晚飯後,家裏就來了幾個客人,都是院裏常見麵的,張桂蘭忙著招呼女客,羅繼帶著男人們去了東屋,米蘭身份雖然尷尬,此時也不好躲開,況且也沒有躲的地方,張桂蘭把人都招呼到了西屋。
其中一個張桂蘭眼熟卻不知道叫什麽,隻記得是上次那個拿著報紙問自己的人,緊挨著王麗坐著,江枝則抱著李全坐在**的另一邊挨著米蘭。
“嫂子快坐吧,可別把我們當客人,都樓上樓下住著的。”趙春梅一點也不見外,熱絡的叫張桂蘭坐下。
張桂蘭可沒有被這突來的糖衣炮彈給蒙住了,坐著在**邊坐下,“你們難得來一次,怎麽也不能讓你們連口水都喝不上,到時傳出去豈不是顯得我這個做嫂子的小氣。”
“嫂子雇人一天都給開五塊錢,哪裏還有人敢說你小氣。”王麗快言快語。
張桂蘭見江枝心虛的低下頭,明白了幾分,客套道,“五塊錢是多,可也不是好掙的,你們也知道我做這些綠豆糕,看著輕鬆,可這要整天手不閑著,這量要是趕不了來,也不能給那麽多。”
回來羅繼就說過被人眼上的事,眼下這就有人上門了,二句話不離五塊錢,張桂蘭也明白了幾分,江枝性子弱,一定是被她們硬拉來的,所以才覺得對不起她吧?

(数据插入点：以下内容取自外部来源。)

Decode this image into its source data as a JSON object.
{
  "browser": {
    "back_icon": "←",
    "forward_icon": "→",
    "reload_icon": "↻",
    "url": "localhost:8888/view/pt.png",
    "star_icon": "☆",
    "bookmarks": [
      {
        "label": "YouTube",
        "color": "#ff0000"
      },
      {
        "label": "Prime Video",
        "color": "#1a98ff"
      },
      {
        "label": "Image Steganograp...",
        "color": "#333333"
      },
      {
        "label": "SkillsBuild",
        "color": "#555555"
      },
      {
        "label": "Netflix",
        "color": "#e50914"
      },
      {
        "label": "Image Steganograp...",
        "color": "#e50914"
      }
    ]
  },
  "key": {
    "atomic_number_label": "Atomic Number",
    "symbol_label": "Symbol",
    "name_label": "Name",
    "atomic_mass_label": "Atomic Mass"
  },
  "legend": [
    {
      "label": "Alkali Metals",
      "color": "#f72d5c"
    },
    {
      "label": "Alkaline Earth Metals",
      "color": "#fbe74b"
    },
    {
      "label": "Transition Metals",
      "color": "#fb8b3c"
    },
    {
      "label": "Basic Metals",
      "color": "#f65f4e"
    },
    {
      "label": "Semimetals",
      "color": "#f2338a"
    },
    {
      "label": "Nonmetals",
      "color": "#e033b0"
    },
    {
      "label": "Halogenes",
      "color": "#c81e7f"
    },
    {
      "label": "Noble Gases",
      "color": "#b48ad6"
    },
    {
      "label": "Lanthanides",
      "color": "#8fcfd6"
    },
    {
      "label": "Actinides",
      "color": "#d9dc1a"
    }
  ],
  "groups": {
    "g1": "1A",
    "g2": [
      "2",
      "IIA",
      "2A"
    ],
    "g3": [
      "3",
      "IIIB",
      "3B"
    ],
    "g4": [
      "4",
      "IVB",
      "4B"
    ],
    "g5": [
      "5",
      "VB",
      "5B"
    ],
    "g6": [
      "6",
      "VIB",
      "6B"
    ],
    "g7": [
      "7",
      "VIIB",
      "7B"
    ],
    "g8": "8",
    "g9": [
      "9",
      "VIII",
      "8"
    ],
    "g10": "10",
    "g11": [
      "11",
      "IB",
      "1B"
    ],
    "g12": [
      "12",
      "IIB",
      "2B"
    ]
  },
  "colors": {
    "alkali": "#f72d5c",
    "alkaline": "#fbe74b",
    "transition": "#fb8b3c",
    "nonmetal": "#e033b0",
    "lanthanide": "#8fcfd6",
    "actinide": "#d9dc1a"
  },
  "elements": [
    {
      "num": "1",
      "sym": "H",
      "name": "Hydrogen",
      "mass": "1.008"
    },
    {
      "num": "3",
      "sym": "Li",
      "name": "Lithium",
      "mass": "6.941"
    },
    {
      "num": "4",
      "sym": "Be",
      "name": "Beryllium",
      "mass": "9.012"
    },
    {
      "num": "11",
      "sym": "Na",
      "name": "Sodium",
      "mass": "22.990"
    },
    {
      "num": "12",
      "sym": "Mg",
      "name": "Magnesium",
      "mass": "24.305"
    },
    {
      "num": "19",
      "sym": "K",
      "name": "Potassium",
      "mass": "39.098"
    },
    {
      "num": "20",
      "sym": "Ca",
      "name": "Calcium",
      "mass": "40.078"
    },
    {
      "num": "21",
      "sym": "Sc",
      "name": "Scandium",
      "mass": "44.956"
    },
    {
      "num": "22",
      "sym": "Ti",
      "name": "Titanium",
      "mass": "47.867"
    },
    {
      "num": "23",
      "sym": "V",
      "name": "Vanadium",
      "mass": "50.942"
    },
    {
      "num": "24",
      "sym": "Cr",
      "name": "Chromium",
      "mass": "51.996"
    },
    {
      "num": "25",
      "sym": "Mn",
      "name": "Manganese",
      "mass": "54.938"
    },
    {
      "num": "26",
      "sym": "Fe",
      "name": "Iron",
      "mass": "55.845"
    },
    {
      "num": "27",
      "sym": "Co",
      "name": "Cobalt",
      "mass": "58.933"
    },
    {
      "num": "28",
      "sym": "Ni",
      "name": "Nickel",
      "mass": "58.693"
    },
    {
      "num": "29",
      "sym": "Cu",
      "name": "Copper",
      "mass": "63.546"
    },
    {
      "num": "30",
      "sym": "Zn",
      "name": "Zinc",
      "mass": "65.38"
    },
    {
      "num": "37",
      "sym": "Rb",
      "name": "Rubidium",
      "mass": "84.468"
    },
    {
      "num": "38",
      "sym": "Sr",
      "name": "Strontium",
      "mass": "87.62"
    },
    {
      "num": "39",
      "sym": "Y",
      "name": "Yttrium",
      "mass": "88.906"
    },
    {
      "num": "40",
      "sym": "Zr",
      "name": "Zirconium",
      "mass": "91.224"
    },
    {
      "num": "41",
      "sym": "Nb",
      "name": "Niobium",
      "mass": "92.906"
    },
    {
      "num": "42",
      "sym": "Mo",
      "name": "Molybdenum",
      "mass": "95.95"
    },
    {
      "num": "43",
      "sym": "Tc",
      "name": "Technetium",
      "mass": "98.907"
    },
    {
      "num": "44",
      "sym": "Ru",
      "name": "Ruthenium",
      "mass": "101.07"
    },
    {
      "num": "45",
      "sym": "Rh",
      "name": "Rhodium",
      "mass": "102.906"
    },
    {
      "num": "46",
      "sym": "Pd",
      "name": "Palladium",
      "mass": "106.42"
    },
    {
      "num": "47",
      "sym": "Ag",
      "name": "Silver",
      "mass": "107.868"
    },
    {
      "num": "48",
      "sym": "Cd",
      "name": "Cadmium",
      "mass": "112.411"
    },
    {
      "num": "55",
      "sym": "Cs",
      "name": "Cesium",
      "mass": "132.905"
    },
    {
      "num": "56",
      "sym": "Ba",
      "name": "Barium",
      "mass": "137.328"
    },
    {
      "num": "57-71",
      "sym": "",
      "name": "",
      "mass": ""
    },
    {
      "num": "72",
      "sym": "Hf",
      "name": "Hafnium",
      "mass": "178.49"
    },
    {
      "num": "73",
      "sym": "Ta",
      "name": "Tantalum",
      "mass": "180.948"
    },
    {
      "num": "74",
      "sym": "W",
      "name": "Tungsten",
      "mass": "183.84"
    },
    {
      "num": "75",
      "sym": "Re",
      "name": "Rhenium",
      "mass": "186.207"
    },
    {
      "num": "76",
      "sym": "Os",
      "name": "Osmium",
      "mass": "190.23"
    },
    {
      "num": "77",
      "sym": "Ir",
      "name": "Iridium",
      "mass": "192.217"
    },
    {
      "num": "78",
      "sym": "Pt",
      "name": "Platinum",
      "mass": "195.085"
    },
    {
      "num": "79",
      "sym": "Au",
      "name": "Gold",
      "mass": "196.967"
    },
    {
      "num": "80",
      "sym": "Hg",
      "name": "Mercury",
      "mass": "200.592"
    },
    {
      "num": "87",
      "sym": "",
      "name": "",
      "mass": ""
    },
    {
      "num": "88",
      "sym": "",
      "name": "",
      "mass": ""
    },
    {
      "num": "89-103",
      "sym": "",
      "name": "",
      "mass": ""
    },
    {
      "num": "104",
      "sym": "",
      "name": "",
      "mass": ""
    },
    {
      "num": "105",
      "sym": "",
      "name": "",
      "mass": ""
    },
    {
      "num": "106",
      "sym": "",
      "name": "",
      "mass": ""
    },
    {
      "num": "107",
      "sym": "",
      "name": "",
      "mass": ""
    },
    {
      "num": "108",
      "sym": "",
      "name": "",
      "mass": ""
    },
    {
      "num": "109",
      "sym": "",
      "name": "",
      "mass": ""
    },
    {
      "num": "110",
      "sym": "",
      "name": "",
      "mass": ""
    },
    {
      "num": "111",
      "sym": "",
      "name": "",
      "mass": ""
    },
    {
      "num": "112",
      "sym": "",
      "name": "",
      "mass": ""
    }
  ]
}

“看嫂子說的,再累還能累過下莊家地不成。”趙春梅將話給挽了回來,“上次嫂子念報紙時,就知道不是個普通的人,能自己想著做點營生,可給咱們女人爭了口氣。”
見她是個會說話的,張桂蘭也不會伸手打人家的臉,“啥爭不爭氣的,還不是想讓這日子過的好些,看人家吃肉咱這不是也饞肉嘛。也就是咱們住在大院裏的人覺悟高,不然這搞個體的走到哪都被人看不起被人指點。”
王麗又搶過話,“那有啥丟人的,這日子好壞隻有自己知道,我就羨慕嫂子,要是我有嫂子一半也就知足了,我家宋慶都七歲了,都說半大的小子吃窮老子,可不就是這句話,別看他小,可一個人吃的頂我們兩口子兩人的份了,我家那口子一個月就三十多塊錢,一分存不下都買米了,這錢還得算計著花,不然一個手大連飯都要吃不飽了。”